College Coaches Face Wireless-less Future; CoachComm Offers Alternative

By Ken Kerschbaumer
Will
geolocation of college stadiums protect college coaching staffs from fans’
using unlicensed wireless devices and, potentially, disrupting coaching
communications? Possibly, but CoachComm, a leading provider of wireless
coaching systems, has taken an approach that beats the problem of audio
interference to the punch: moving to the 2.4 GHz range of spectrum.
“Allowing
unlicensed devices into the white-space spectrum is the next in a series of
dominoes,” says CoachComm president Peter Amos, “and it’s a death blow.”
Grant
Teaff, executive director, American Football Coaches Association, says the
association is aware of the impending problems, but the AFCA does not meet
until January. “We know this won’t eliminate the use of wireless headsets, but
a lot of coaches will have to do something,” he says. “Probably 90% of Division
1A schools and more than 50% of Division 1AA use wireless systems.”
Wireless
systems have become a major part of college sports, allowing coaches to roam
the sidelines without having an assistant carry headset cables behind them. In
addition, referees use them during replay situations to communicate with the
replay booth upstairs.
And while
larger college programs will be able to afford to buy new systems, many smaller
schools will face a financial challenge.
That is
one reason CoachComm has already made the move to 2.4 GHz. Even without
unlicensed consumer devices, Amos found that equipment operating within the
white-space spectrum was under attack and, increasingly, difficult to
coordinate.
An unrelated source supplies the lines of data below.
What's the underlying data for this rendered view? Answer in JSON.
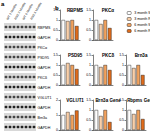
{
  "panels": {
    "a": "a",
    "b": "b"
  },
  "blot": {
    "lanes": [
      "WT 3 Months",
      "R6/2 3 Months",
      "WT 6 Months",
      "R6/2 6 Months"
    ],
    "rows": [
      "RBPMS",
      "GAPDH",
      "PKCα",
      "PSD95",
      "GAPDH",
      "PKCδ",
      "GAPDH",
      "VGLUT1",
      "GAPDH",
      "Brn3a",
      "GAPDH"
    ]
  },
  "chart_data": [
    {
      "type": "bar",
      "title": "RBPMS",
      "categories": [
        null
      ],
      "legend": "right",
      "tick_labels": "y",
      "series": [
        {
          "name": "3 month WT",
          "color": "#ffffff",
          "values": [
            1.0
          ]
        },
        {
          "name": "3 month R6/2",
          "color": "#f9cfa8",
          "values": [
            0.95
          ]
        },
        {
          "name": "6 month WT",
          "color": "#f2a25e",
          "values": [
            1.0
          ]
        },
        {
          "name": "6 month R6/2",
          "color": "#e06c1c",
          "values": [
            0.7
          ]
        }
      ],
      "ylim": [
        0,
        1.5
      ],
      "yticks": [
        0,
        0.5,
        1,
        1.5
      ]
    },
    {
      "type": "bar",
      "title": "PKCα",
      "categories": [
        null
      ],
      "tick_labels": "y",
      "series": [
        {
          "name": "3 month WT",
          "color": "#ffffff",
          "values": [
            1.0
          ]
        },
        {
          "name": "3 month R6/2",
          "color": "#f9cfa8",
          "values": [
            0.8
          ]
        },
        {
          "name": "6 month WT",
          "color": "#f2a25e",
          "values": [
            1.0
          ]
        },
        {
          "name": "6 month R6/2",
          "color": "#e06c1c",
          "values": [
            0.6
          ]
        }
      ],
      "ylim": [
        0,
        1.5
      ],
      "yticks": [
        0,
        0.5,
        1,
        1.5
      ]
    },
    {
      "type": "bar",
      "title": "PSD95",
      "categories": [
        null
      ],
      "tick_labels": "y",
      "series": [
        {
          "name": "3 month WT",
          "color": "#ffffff",
          "values": [
            1.0
          ]
        },
        {
          "name": "3 month R6/2",
          "color": "#f9cfa8",
          "values": [
            1.1
          ]
        },
        {
          "name": "6 month WT",
          "color": "#f2a25e",
          "values": [
            1.0
          ]
        },
        {
          "name": "6 month R6/2",
          "color": "#e06c1c",
          "values": [
            0.8
          ]
        }
      ],
      "ylim": [
        0,
        1.5
      ],
      "yticks": [
        0,
        0.5,
        1,
        1.5
      ]
    },
    {
      "type": "bar",
      "title": "PKCδ",
      "categories": [
        null
      ],
      "tick_labels": "y",
      "series": [
        {
          "name": "3 month WT",
          "color": "#ffffff",
          "values": [
            1.0
          ]
        },
        {
          "name": "3 month R6/2",
          "color": "#f9cfa8",
          "values": [
            0.9
          ]
        },
        {
          "name": "6 month WT",
          "color": "#f2a25e",
          "values": [
            1.0
          ]
        },
        {
          "name": "6 month R6/2",
          "color": "#e06c1c",
          "values": [
            0.75
          ]
        }
      ],
      "ylim": [
        0,
        1.5
      ],
      "yticks": [
        0,
        0.5,
        1,
        1.5
      ]
    },
    {
      "type": "bar",
      "title": "Brn3a",
      "categories": [
        null
      ],
      "tick_labels": "y",
      "series": [
        {
          "name": "3 month WT",
          "color": "#ffffff",
          "values": [
            1.0
          ]
        },
        {
          "name": "3 month R6/2",
          "color": "#f9cfa8",
          "values": [
            0.85
          ]
        },
        {
          "name": "6 month WT",
          "color": "#f2a25e",
          "values": [
            1.0
          ]
        },
        {
          "name": "6 month R6/2",
          "color": "#e06c1c",
          "values": [
            0.5
          ]
        }
      ],
      "ylim": [
        0,
        1.5
      ],
      "yticks": [
        0,
        0.5,
        1,
        1.5
      ]
    },
    {
      "type": "bar",
      "title": "VGLUT1",
      "categories": [
        null
      ],
      "tick_labels": "y",
      "series": [
        {
          "name": "3 month WT",
          "color": "#ffffff",
          "values": [
            1.0
          ]
        },
        {
          "name": "3 month R6/2",
          "color": "#f9cfa8",
          "values": [
            1.2
          ]
        },
        {
          "name": "6 month WT",
          "color": "#f2a25e",
          "values": [
            1.0
          ]
        },
        {
          "name": "6 month R6/2",
          "color": "#e06c1c",
          "values": [
            1.3
          ]
        }
      ],
      "ylim": [
        0,
        2
      ],
      "yticks": [
        0,
        1,
        2
      ]
    },
    {
      "type": "bar",
      "title": "Brn3a Gene",
      "categories": [
        null
      ],
      "tick_labels": "y",
      "series": [
        {
          "name": "3 month WT",
          "color": "#ffffff",
          "values": [
            1.0
          ]
        },
        {
          "name": "3 month R6/2",
          "color": "#f9cfa8",
          "values": [
            0.7
          ]
        },
        {
          "name": "6 month WT",
          "color": "#f2a25e",
          "values": [
            1.0
          ]
        },
        {
          "name": "6 month R6/2",
          "color": "#e06c1c",
          "values": [
            0.4
          ]
        }
      ],
      "ylim": [
        0,
        1.5
      ],
      "yticks": [
        0,
        0.5,
        1,
        1.5
      ]
    },
    {
      "type": "bar",
      "title": "Rbpms Gene",
      "categories": [
        null
      ],
      "tick_labels": "y",
      "series": [
        {
          "name": "3 month WT",
          "color": "#ffffff",
          "values": [
            1.0
          ]
        },
        {
          "name": "3 month R6/2",
          "color": "#f9cfa8",
          "values": [
            0.8
          ]
        },
        {
          "name": "6 month WT",
          "color": "#f2a25e",
          "values": [
            1.0
          ]
        },
        {
          "name": "6 month R6/2",
          "color": "#e06c1c",
          "values": [
            0.55
          ]
        }
      ],
      "ylim": [
        0,
        1.5
      ],
      "yticks": [
        0,
        0.5,
        1,
        1.5
      ]
    }
  ]
}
Transient users like cheerleaders or sideline reporters could make
it tough for coaches on the sideline to communicate with coaches in the
coaching box upstairs without some sort of interference.
“Today,
about 50 Division 1A football teams are using non–white-space technology,” says
Amos. “If you are an end user today, you have to take real deep breath before
you write a check for systems that operate in the white-space spectrum.”
Amos says
competitors “slam” CoachComm’s use of 2.4 GHz spectrum because the spectrum is
unprotected. “But there are very stringent rules to make sure devices in the
spectrum play nice together,” he says. “The risk is that the bandwidth could
get saturated, but that typically doesn’t happen in a stadium environment.”